Le Livre de la contemplation intérieure, et autres textes taoïstes, Anonyme chinois (par Didier Ayres)
Tao
Le livre de la contemplation intérieure, traduit par Catherine Despeux, ouvre une fenêtre sur la philosophie de Lao-Tseu. De cette fenêtre on aperçoit les thèmes récurrents du Tao-te-King. Au reste, cette plongée dans le cœur du monde oriental, dans le chef-d’œuvre de la littérature chinoise, offre une vue sur l’aspect religieux du texte de Lao-Tseu. Il retrace ainsi une sorte de mythologie avec sa cosmogonie et peut-être aussi une eschatologie. Tout cela conduit vers le concept premier du taoïsme, c’est-à-dire, la Voie. Ces textes anonymes nous y invitent. Ils soulignent surtout l’alliance, délicate à comprendre pour un Occidental, de la philosophie et de la religion. Et même si les conseils d’ascèse de la Bible sont nos références ici, l’on voit nettement comment la poursuite de la Voie rejoint la notion de régénération chrétienne. Je dirai plus en faisant de l’exercice spirituel taoïste une forme de mystique – mystique hindoue, musulmane, juive, chinoise, chrétienne, donc universelle.
Les yeux sont le soleil et la lune,
Les cheveux les étoiles,
Les sourcils le dais fleuri,
La tête le mont Kunlun.
Sont disposés à l’intérieur les palais et les portiques,
Où s’installent paisiblement les esprits subtils et les âmes.
Cette mystique a des ressources diverses, puisant à la fois dans le cœur de l’individu tout aussi bien que dans l’activité du conseil aux puissants ou encore à la vie intellectuelle elle-même. Ce qui reste complexe à mesurer, c’est la mystique des nombres. Par exemple, comment comprendre les 7 étoiles, les 8 lumières, les 6 sens, les 3 âmes visionnaires, les 6 sons ? De là, la possibilité d’un mystère qui se reporte sur la notion de Voie, c’est-à-dire du comportement basé sur le Milieu, la Voie du Milieu. On garde à l’esprit une espèce de scène intérieure, un théâtre de la connaissance religieuse et philosophique capable de nous transporter vers un état de grâce.

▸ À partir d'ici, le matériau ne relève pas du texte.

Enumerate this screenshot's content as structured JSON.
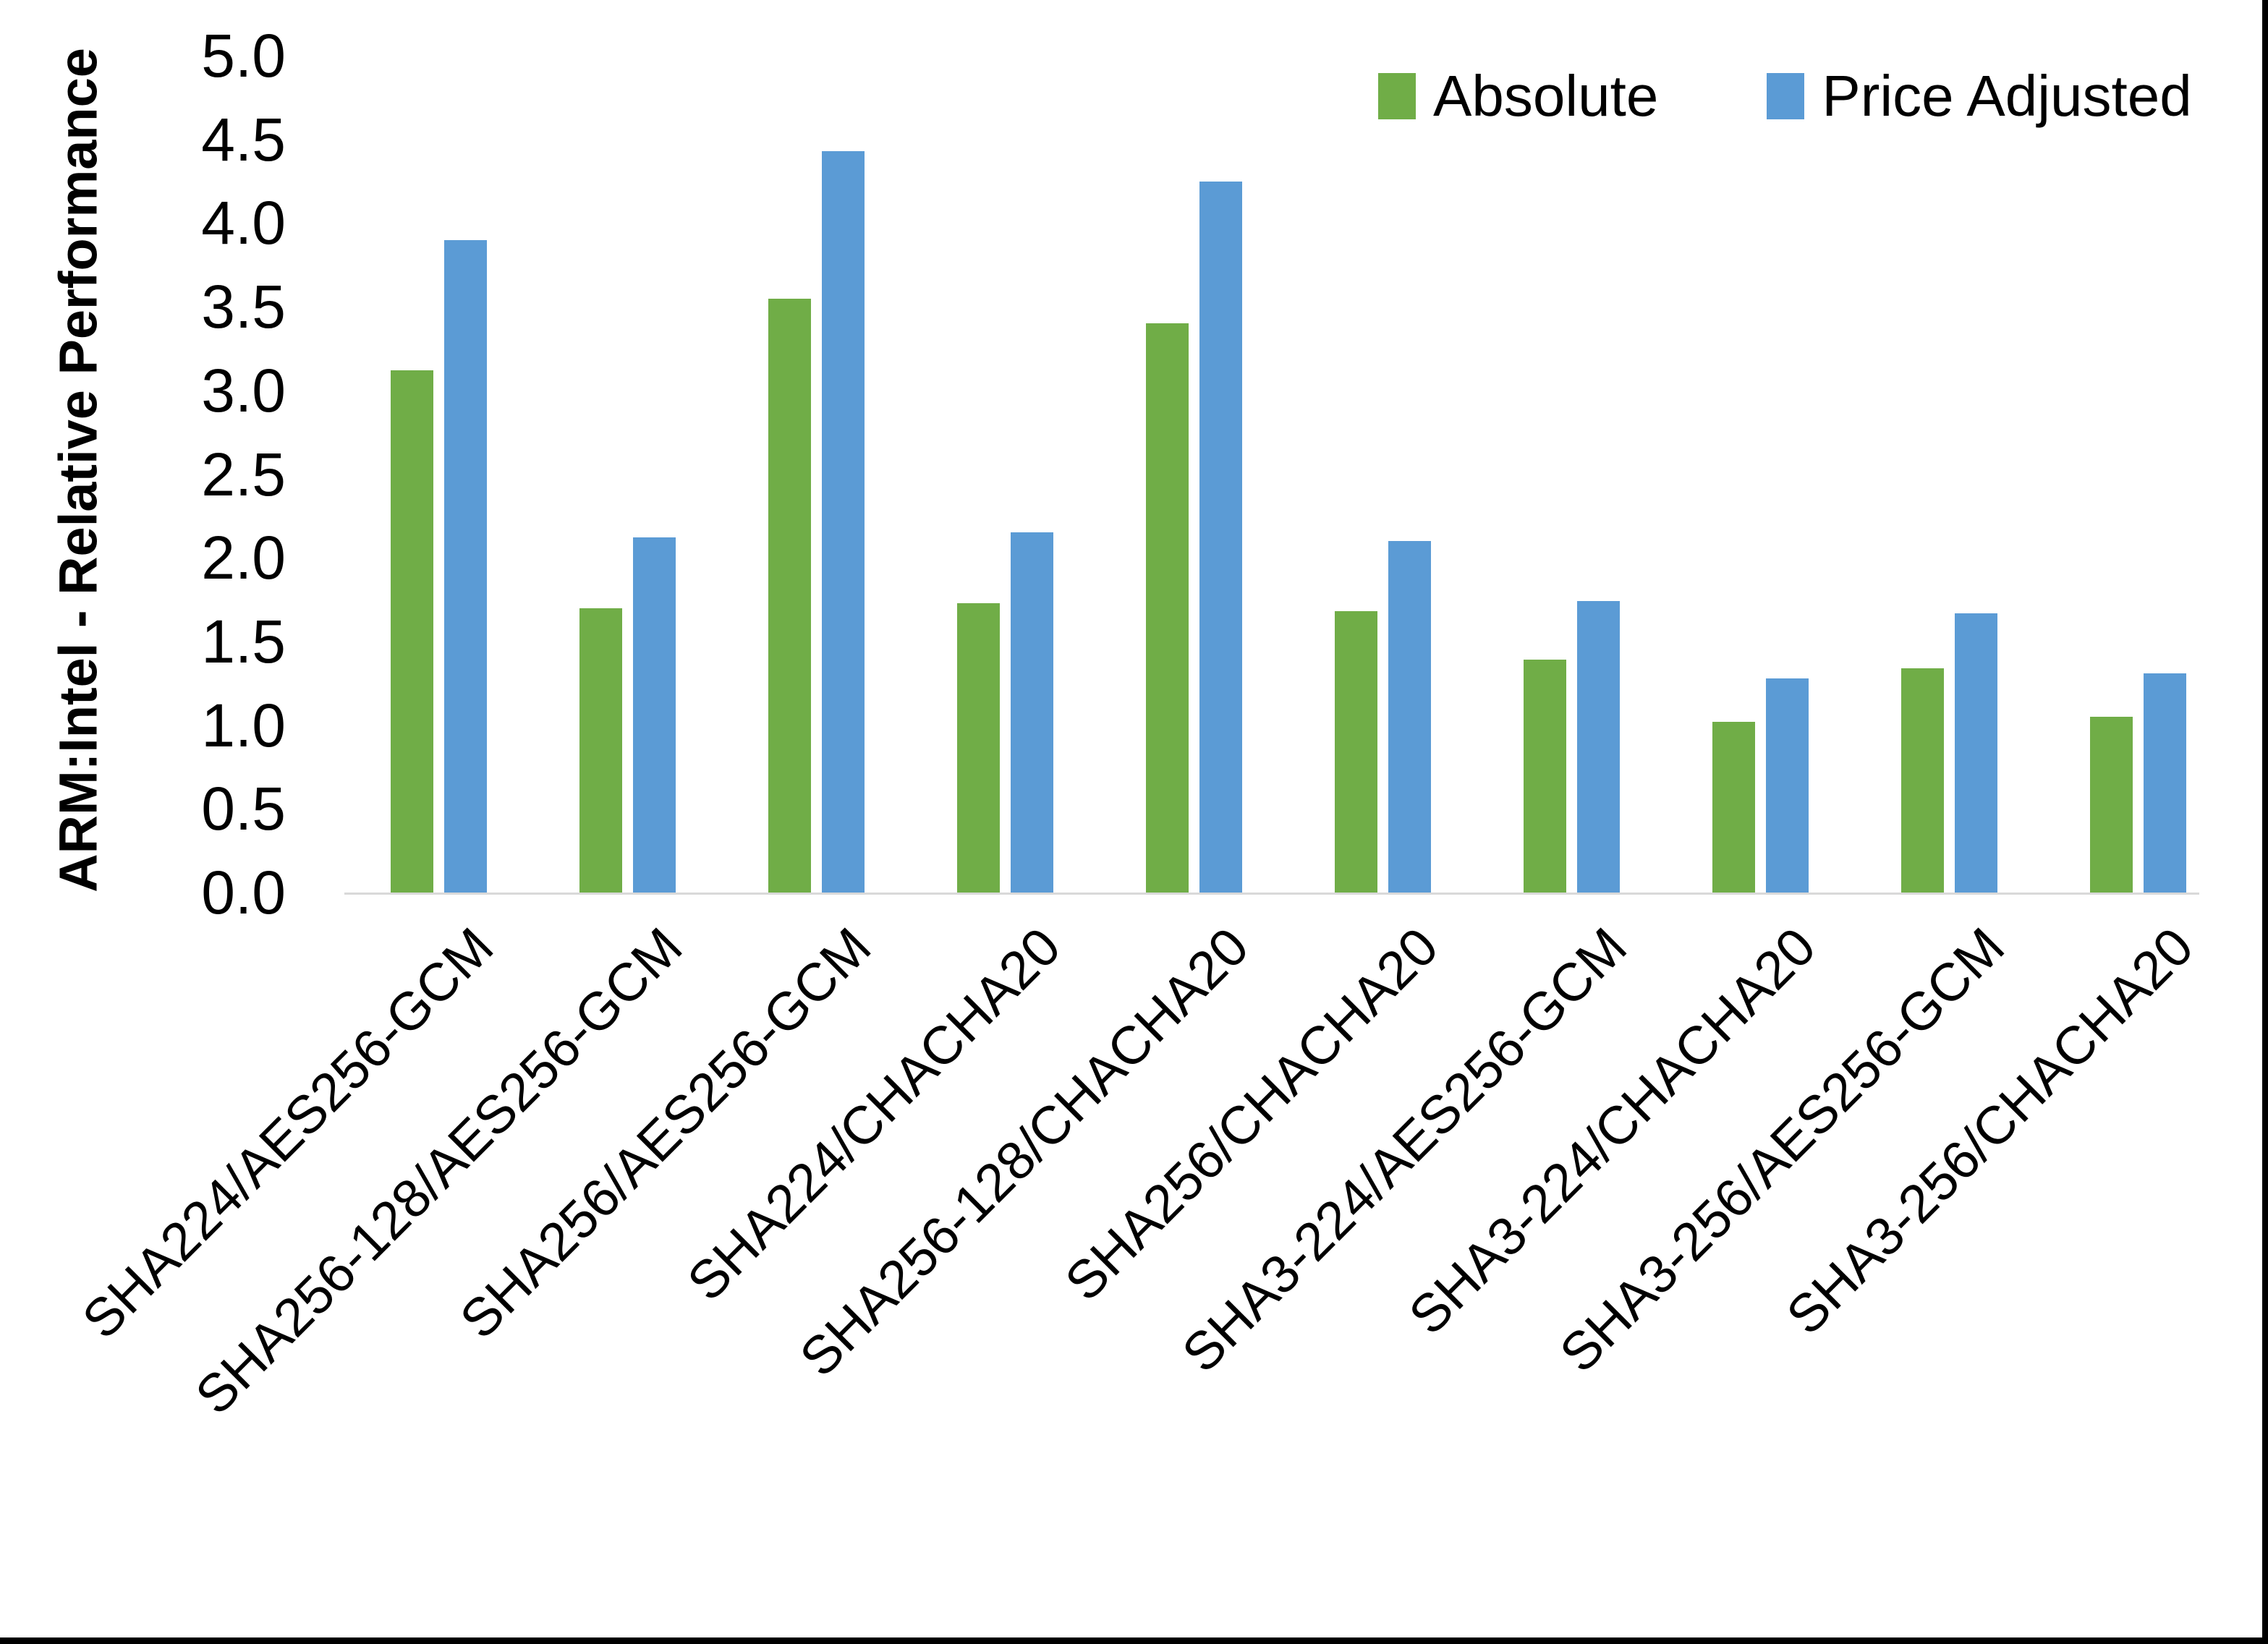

Le cœur/esprit, c’est l’âme,
Aux transformations insondables.
Comme elle n’a pas de forme fixe,
Cinq âmes différentes sont abritées dans les cinq viscères :
Âme visionnaire dans le foie,
Âme végétative dans le poumon,
Âme essentielle dans les reins,
Âme volitive dans la rate,
Âme principale dans le cœur.
L’âme porte des noms différents,
En fonction de son emplacement.
Pour conclure sur un dernier lien susceptible de faire comprendre certains traits énigmatiques que procure cette lecture, je ferais un rapprochement de la Voie et du concept de conscience chez Teilhard de Chardin. Ou encore en faisant se recouper la volonté schopenhauerienne avec cette puissance qui permet au sage d’avancer justement dans un sillon plus fort et qui confine à la dévotion. C’est là dire combien ce tout petit livre (en termes de pages) fait scintiller devant son lecteur une lumière venue de Chine de taille à éclairer notre monde (bien sûr, et surtout, parce que l’œuvre de Lao-Tseu est inépuisable, tant philosophiquement que littérairement).